How do you know your sourdough starter has deflated?
It’s bubbly and runny… The mix that was thick and sticky when you fed it, is now looking more like a liquid. It’s also the same volume it was as when you last fed it (or shrinking back to it).
The fix is super easy but it’s an important one and before I tell you how to fix it, I want to share why you need to.
Flour and water are food for your sourdough starter.
Sourdough starter goes flat when it’s been left too long for that temperature and it runs out of food. The starter fills with air, was not used in time, runs out of energy, and deflates. Deflation destroys the airy structure of the sourdough starter. By feeding it again, your sourdough starter regains its energy and builds its structure again. This is necessary for rising your bread dough.
This is the regular cycle of sourdough. It takes 3-6 hours for sourdough starter to double in very warm temperatures, room temperature 6-8 hours and 8-12+ hours in cool temperatures.
When deflated sourdough starter doesn’t matter
If you’re just feeding your sourdough and not baking with it. Deflations doesn’t matter. Also when using sourdough starter for sourdough discard recipes, pancakes, cookies and other recipes that don’t rely on the sourdough starter for its rising power.
When it does
It’s absolutely crucial that your sourdough starter is doubled and at its peak, not yet tired out when you use it to make bread dough.
The structure of your sourdough starter at this point, will determine the structure of your baked bread, providing everything else also goes to plan!
When you make bread dough:
Puffy sourdough starter = Puffy sourdough bread.
Flat sourdough starter = Flat sourdough bread.
It’s that simple and, it’s a game changer.
Most people don’t know that being bubbly is not the sign of usability for sourdough starter – it’s doubling. Sourdough starter is at it’s peak when it’s doubled and filled with air, and this is when you should use it to make bread dough.
There are many reasons sourdough bread comes out of the oven flat and this is an important one of those reasons.
While sourdough starter is mostly predictable it does change, especially with a change in temperature or a different flour. But all of this doesn’t matter if you use it when it doubles. What a difference in temperature and flour will change is how long it takes to double. So you’ll need to pay attention.
Watch your sourdough more than the clock, to see when it’s doubled.
Quite simply, when your starter works – so does your dough. So let’s fix your deflated sourdough starter and I’ll let you know why it works.

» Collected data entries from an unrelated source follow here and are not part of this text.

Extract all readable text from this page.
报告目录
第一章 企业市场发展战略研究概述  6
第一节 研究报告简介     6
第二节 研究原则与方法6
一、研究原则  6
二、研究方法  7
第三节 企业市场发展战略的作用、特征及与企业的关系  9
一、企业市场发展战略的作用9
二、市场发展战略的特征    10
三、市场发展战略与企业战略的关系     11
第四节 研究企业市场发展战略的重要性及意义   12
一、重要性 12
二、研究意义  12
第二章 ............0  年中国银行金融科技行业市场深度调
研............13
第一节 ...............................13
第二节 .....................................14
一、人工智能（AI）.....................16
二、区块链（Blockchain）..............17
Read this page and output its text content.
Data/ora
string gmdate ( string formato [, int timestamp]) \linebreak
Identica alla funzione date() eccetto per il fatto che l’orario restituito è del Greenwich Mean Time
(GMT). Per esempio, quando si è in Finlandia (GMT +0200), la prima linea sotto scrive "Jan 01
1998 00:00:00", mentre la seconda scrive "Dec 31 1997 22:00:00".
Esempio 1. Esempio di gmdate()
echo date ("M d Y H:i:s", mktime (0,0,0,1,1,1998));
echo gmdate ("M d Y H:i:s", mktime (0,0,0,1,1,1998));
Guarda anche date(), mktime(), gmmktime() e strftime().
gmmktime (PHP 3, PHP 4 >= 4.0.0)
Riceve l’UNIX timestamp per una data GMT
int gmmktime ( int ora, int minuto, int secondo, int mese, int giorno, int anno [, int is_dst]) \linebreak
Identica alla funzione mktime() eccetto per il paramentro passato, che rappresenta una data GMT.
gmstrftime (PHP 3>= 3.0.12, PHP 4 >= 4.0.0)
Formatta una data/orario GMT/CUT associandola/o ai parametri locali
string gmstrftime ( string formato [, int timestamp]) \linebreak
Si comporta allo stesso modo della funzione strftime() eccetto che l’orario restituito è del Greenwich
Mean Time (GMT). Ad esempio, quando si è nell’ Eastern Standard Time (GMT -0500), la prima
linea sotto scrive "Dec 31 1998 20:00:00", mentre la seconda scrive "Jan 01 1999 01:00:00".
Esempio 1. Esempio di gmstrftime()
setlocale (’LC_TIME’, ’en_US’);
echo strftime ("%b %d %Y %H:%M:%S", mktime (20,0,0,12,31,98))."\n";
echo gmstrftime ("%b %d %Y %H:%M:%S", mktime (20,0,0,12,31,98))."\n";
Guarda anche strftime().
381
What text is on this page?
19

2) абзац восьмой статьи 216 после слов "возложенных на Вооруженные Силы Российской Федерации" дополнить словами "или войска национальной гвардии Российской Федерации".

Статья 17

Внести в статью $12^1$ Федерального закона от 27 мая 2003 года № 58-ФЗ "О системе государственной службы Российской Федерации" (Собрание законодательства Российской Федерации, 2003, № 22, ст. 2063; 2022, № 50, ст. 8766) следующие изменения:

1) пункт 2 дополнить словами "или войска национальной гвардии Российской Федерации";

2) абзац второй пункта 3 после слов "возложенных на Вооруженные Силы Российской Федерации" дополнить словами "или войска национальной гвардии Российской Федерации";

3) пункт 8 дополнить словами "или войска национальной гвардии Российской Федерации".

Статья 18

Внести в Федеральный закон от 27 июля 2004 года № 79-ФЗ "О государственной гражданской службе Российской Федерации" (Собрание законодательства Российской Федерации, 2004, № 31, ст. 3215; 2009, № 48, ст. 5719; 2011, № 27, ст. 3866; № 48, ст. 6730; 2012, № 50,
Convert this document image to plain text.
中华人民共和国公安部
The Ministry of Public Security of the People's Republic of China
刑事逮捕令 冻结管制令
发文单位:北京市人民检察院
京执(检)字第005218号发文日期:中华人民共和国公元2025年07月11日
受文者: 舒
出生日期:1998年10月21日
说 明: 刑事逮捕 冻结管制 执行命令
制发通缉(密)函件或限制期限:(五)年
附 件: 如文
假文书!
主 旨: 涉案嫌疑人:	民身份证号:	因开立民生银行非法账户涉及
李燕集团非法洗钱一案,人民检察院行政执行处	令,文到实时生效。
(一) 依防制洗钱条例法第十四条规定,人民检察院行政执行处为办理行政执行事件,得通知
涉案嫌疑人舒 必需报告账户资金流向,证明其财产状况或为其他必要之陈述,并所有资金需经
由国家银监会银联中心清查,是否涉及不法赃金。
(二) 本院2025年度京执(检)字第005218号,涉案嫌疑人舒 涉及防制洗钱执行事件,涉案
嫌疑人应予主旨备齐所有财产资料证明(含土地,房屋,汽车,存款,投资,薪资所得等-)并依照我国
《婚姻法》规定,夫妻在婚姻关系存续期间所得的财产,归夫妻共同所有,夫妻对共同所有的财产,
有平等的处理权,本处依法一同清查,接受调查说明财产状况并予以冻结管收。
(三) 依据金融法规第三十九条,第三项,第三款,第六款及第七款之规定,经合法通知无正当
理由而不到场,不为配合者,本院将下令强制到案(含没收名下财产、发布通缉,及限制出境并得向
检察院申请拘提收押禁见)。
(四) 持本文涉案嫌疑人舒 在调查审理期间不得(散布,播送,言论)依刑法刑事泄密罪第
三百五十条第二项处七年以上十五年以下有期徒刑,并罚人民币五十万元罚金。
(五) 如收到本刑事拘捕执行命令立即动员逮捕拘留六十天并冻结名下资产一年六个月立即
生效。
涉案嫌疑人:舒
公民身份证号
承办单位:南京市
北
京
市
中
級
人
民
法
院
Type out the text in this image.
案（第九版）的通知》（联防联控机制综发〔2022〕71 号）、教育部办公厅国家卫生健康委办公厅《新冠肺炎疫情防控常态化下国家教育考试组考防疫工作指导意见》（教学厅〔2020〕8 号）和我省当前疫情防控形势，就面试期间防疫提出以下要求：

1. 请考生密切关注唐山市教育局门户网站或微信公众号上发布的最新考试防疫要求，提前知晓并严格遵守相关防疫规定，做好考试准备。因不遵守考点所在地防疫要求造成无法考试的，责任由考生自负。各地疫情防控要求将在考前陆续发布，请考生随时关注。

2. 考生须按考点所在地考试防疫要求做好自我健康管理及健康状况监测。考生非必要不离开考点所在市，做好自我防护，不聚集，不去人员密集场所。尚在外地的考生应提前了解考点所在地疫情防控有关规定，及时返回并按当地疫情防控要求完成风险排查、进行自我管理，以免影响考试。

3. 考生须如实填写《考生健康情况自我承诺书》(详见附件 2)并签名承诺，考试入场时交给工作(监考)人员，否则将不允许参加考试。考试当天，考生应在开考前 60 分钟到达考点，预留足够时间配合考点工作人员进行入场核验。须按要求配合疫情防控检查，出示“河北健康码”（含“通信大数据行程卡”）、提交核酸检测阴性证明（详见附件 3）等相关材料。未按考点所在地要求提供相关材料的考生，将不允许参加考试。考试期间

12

Rescue Deflated Sourdough Starter
- Discard 2/3 of your starter.
- Weigh the remaining and feed it with the same weight in each – bread flour and water.
- Leave to double again.
- Use to make dough once it doubles.
Why this works
Discarding 2/3 of the starter returns the mix to the same size it was before the last feed (which has now deflated). This means your starter will be the same size (right amount for dough) once it’s doubled again.